‘Tell me you definition of politics and I will tell you your politics.’ The real breakdown in communication between radical and conservative is about the nature of politics itself, and I find this breakdown acute in reading Bernard Bergonzi’s article.
A radical politics summons and activates fundamental belief about the nature of human relationship and tries to sustain this commitment through the detail of actual debate; if it is truly radical, its detailed involvement is controlled by this commitment to an alternative version of man in society. A conservative politics is not convinced that politics is basically about belief; it is itself suspicious of political activity, as inevitably corrupt and crude, intellectually suspect, and rationalises this suspicion by making politics a ‘science’ or an ‘art’, a matter of efficiency or running the machine, a dirty but necessary business, or a career like any other. Because it is not gripped by the conviction that politics activates belief, it is liable to be quickly disorientated when it meets other, opposing beliefs; it is driven back on its own bases, hesitant and self-doubting.

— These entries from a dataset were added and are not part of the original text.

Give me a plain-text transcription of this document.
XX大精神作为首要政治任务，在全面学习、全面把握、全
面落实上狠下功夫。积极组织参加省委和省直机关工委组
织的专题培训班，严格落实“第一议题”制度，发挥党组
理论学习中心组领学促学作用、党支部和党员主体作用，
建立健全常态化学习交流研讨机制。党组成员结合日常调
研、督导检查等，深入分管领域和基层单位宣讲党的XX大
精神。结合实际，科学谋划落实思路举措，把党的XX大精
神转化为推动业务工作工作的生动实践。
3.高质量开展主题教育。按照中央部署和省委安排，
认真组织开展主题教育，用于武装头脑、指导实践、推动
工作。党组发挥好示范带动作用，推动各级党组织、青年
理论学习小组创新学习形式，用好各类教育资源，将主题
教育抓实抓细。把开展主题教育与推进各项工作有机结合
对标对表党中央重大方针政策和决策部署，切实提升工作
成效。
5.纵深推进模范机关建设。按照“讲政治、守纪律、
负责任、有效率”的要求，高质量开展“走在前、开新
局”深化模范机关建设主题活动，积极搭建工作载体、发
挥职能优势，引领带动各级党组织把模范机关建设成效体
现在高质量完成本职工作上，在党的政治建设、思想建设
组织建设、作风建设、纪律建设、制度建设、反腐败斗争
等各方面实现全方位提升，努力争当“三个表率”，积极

A conservative politics shows, for reasons that can be argued and understood, the paradox of a deep failure of belief in itself, as anything more than a technique.
Mr Bergonzi seems to me to illustrate most of these points. For him, politics leaves out a good deal of human activity, as his second paragraph makes clear. This, instantly, is the conservative definition: politics as the actual processes of local and national government.